One in seven Americans suffer from disability, which an article by Dr. Cathleen Colon-Emeric and colleagues in the September 15th issue of AFP defines as "limitation in the ability to carry out basic functional activities." Progressive disability, or functional decline, commonly affects older adults with multiple chronic health conditions. First steps in the evaluation of an older adult with a new or progressive disability include characterizing the time course, associated symptoms, effects on specific tasks (including activities of daily living), and compensatory strategies. The authors then recommend that clinicians identify potentially modifiable health conditions, comorbid impairments, and contextual factors. All of this information should be considered and integrated into a treatment plan that enhances the patient's capacity and/or reduces task demands.
A Close Ups in the same issue of the journal provides insight on the perspective of a patient and family member who benefited from a comprehensive evaluation for functional decline. C.W. writes about her late mother's positive experience:
Twenty-minute visits were inadequate to address all of the diagnoses and medications, let alone her falls, constipation, insomnia, and cognitive decline. It seemed no one was appreciating the big picture. ... With full support from her family physician at home, we arranged for her to undergo a comprehensive assessment [that] focused on mom's primary goal—the ability to continue the activities she loved. She was evaluated by a geriatrician, a nurse, and a social worker. My family was also interviewed, and the appointment concluded with a meeting involving the whole team. We were given recommendations to consolidate and simplify her regimens for pain, insomnia, and constipation; initiate medication for depression; and make sure she exercised and socialized regularly, with concrete recommendations for overcoming barriers to these goals, such as transportation.
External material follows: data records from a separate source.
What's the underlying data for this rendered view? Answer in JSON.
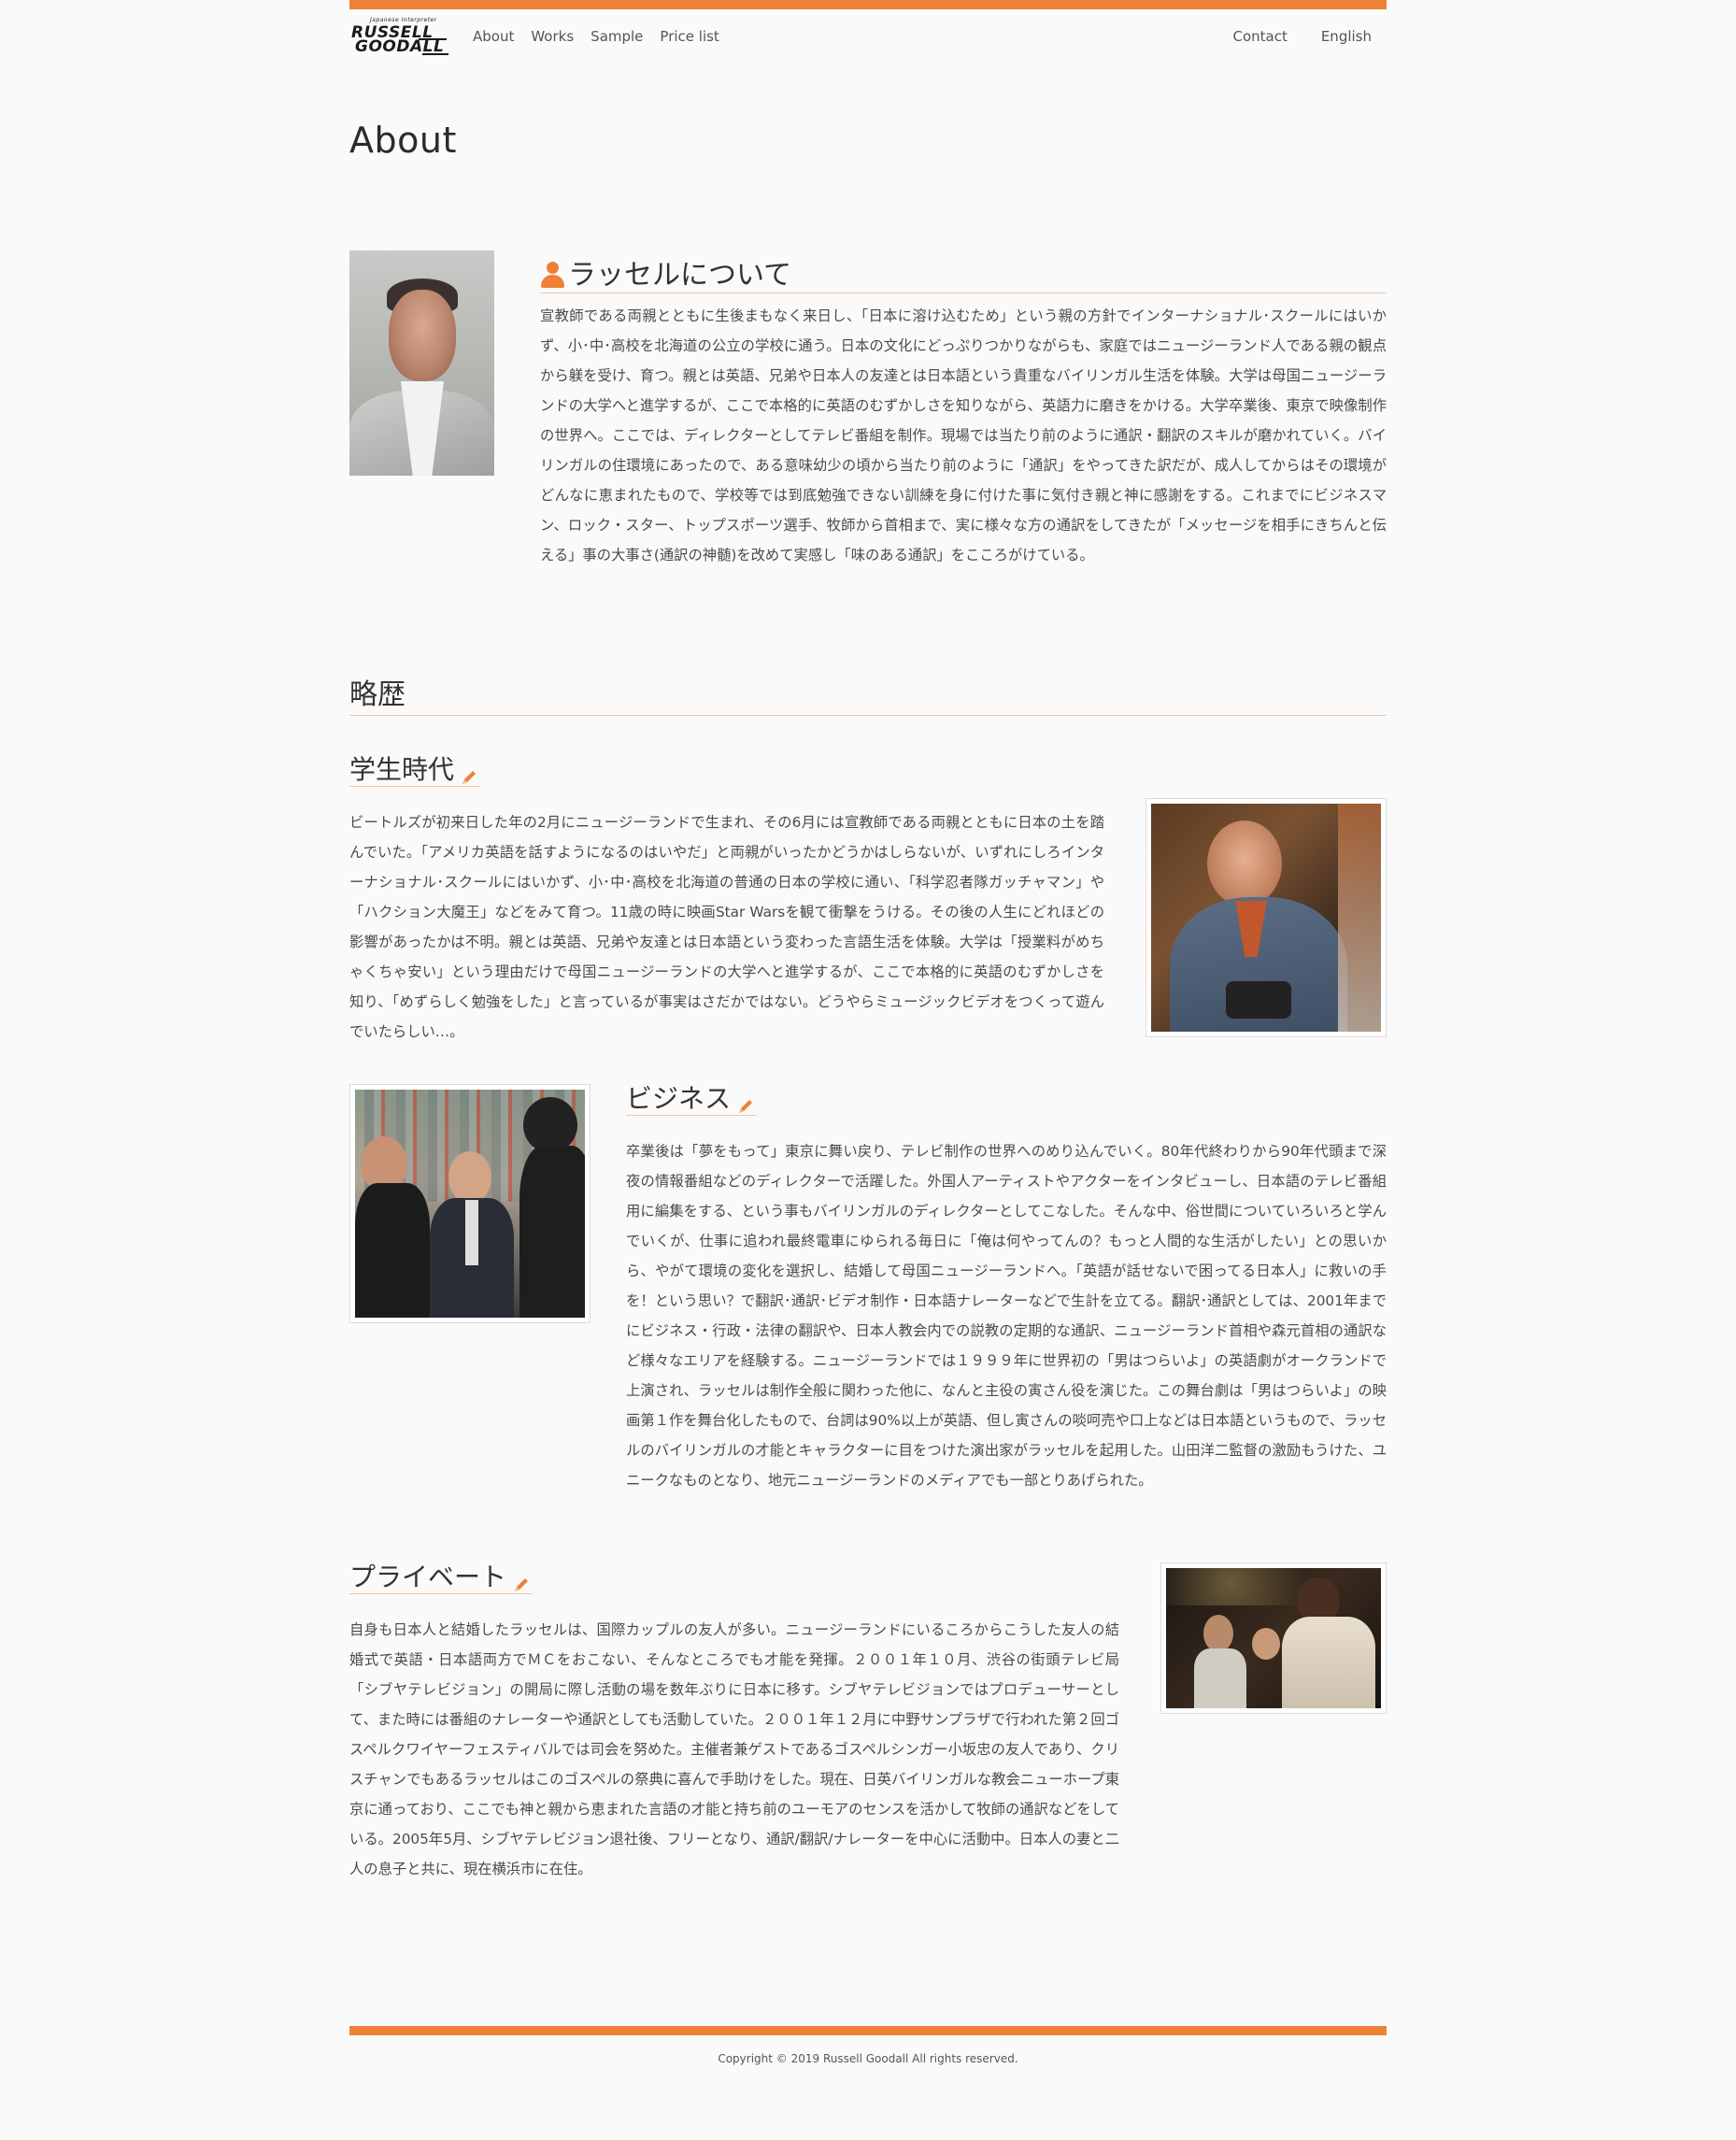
{
  "header": {
    "logo_tagline": "Japanese Interpreter",
    "logo_line1": "RUSSELL",
    "logo_line2": "GOODALL",
    "nav": [
      "About",
      "Works",
      "Sample",
      "Price list"
    ],
    "nav_right": [
      "Contact",
      "English"
    ]
  },
  "page_title": "About",
  "about": {
    "heading": "ラッセルについて",
    "text": "宣教師である両親とともに生後まもなく来日し、「日本に溶け込むため」という親の方針でインターナショナル･スクールにはいかず、小･中･高校を北海道の公立の学校に通う。日本の文化にどっぷりつかりながらも、家庭ではニュージーランド人である親の観点から躾を受け、育つ。親とは英語、兄弟や日本人の友達とは日本語という貴重なバイリンガル生活を体験。大学は母国ニュージーランドの大学へと進学するが、ここで本格的に英語のむずかしさを知りながら、英語力に磨きをかける。大学卒業後、東京で映像制作の世界へ。ここでは、ディレクターとしてテレビ番組を制作。現場では当たり前のように通訳・翻訳のスキルが磨かれていく。バイリンガルの住環境にあったので、ある意味幼少の頃から当たり前のように「通訳」をやってきた訳だが、成人してからはその環境がどんなに恵まれたもので、学校等では到底勉強できない訓練を身に付けた事に気付き親と神に感謝をする。これまでにビジネスマン、ロック・スター、トップスポーツ選手、牧師から首相まで、実に様々な方の通訳をしてきたが「メッセージを相手にきちんと伝える」事の大事さ(通訳の神髄)を改めて実感し「味のある通訳」をこころがけている。"
  },
  "history": {
    "heading": "略歴",
    "student": {
      "heading": "学生時代",
      "text": "ビートルズが初来日した年の2月にニュージーランドで生まれ、その6月には宣教師である両親とともに日本の土を踏んでいた。「アメリカ英語を話すようになるのはいやだ」と両親がいったかどうかはしらないが、いずれにしろインターナショナル･スクールにはいかず、小･中･高校を北海道の普通の日本の学校に通い、「科学忍者隊ガッチャマン」や「ハクション大魔王」などをみて育つ。11歳の時に映画Star Warsを観て衝撃をうける。その後の人生にどれほどの影響があったかは不明。親とは英語、兄弟や友達とは日本語という変わった言語生活を体験。大学は「授業料がめちゃくちゃ安い」という理由だけで母国ニュージーランドの大学へと進学するが、ここで本格的に英語のむずかしさを知り、「めずらしく勉強をした」と言っているが事実はさだかではない。どうやらミュージックビデオをつくって遊んでいたらしい…。"
    },
    "business": {
      "heading": "ビジネス",
      "text": "卒業後は「夢をもって」東京に舞い戻り、テレビ制作の世界へのめり込んでいく。80年代終わりから90年代頭まで深夜の情報番組などのディレクターで活躍した。外国人アーティストやアクターをインタビューし、日本語のテレビ番組用に編集をする、という事もバイリンガルのディレクターとしてこなした。そんな中、俗世間についていろいろと学んでいくが、仕事に追われ最終電車にゆられる毎日に「俺は何やってんの？もっと人間的な生活がしたい」との思いから、やがて環境の変化を選択し、結婚して母国ニュージーランドへ。「英語が話せないで困ってる日本人」に救いの手を！という思い？で翻訳･通訳･ビデオ制作・日本語ナレーターなどで生計を立てる。翻訳･通訳としては、2001年までにビジネス・行政・法律の翻訳や、日本人教会内での説教の定期的な通訳、ニュージーランド首相や森元首相の通訳など様々なエリアを経験する。ニュージーランドでは１９９９年に世界初の「男はつらいよ」の英語劇がオークランドで上演され、ラッセルは制作全般に関わった他に、なんと主役の寅さん役を演じた。この舞台劇は「男はつらいよ」の映画第１作を舞台化したもので、台詞は90%以上が英語、但し寅さんの啖呵売や口上などは日本語というもので、ラッセルのバイリンガルの才能とキャラクターに目をつけた演出家がラッセルを起用した。山田洋二監督の激励もうけた、ユニークなものとなり、地元ニュージーランドのメディアでも一部とりあげられた。"
    },
    "private": {
      "heading": "プライベート",
      "text": "自身も日本人と結婚したラッセルは、国際カップルの友人が多い。ニュージーランドにいるころからこうした友人の結婚式で英語・日本語両方でＭＣをおこない、そんなところでも才能を発揮。２００１年１０月、渋谷の街頭テレビ局「シブヤテレビジョン」の開局に際し活動の場を数年ぶりに日本に移す。シブヤテレビジョンではプロデューサーとして、また時には番組のナレーターや通訳としても活動していた。２００１年１２月に中野サンプラザで行われた第２回ゴスペルクワイヤーフェスティバルでは司会を努めた。主催者兼ゲストであるゴスペルシンガー小坂忠の友人であり、クリスチャンでもあるラッセルはこのゴスペルの祭典に喜んで手助けをした。現在、日英バイリンガルな教会ニューホープ東京に通っており、ここでも神と親から恵まれた言語の才能と持ち前のユーモアのセンスを活かして牧師の通訳などをしている。2005年5月、シブヤテレビジョン退社後、フリーとなり、通訳/翻訳/ナレーターを中心に活動中。日本人の妻と二人の息子と共に、現在横浜市に在住。"
    }
  },
  "footer": {
    "copyright": "Copyright © 2019 Russell Goodall All rights reserved."
  },
  "colors": {
    "accent": "#ef8136",
    "divider": "#f5c3a0",
    "background": "#fafafa"
  }
}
Additionally, we received referrals for physical therapy and low vision rehabilitation.
In a related editorial, Dr. V.S. Periyakoil observes that progressive frailty that does not respond to optimal management of reversible conditions is in fact a terminal illness, even if it is often not recognized as such. He criticizes a recent decision by the Centers for Medicare and Medicaid Services to stop accepting the ICD codes for "debility not otherwise specified" and "adult failure to thrive" as principal hospice diagnoses, arguing that "these older adults may be subjected to ineffective interventions, including repeated emergency department visits and hospitalizations that are burdensome and expensive, and erode their quality of life."
Do you have the time and resources to evaluate functional decline in older adults in your practice, or do you refer these patients to other health professionals? How do you recognize when a patient is transitioning from a reversible state of frailty to a potentially terminal one? Will the information in these articles change your approaches to disability and end-of-life care, and if so, how?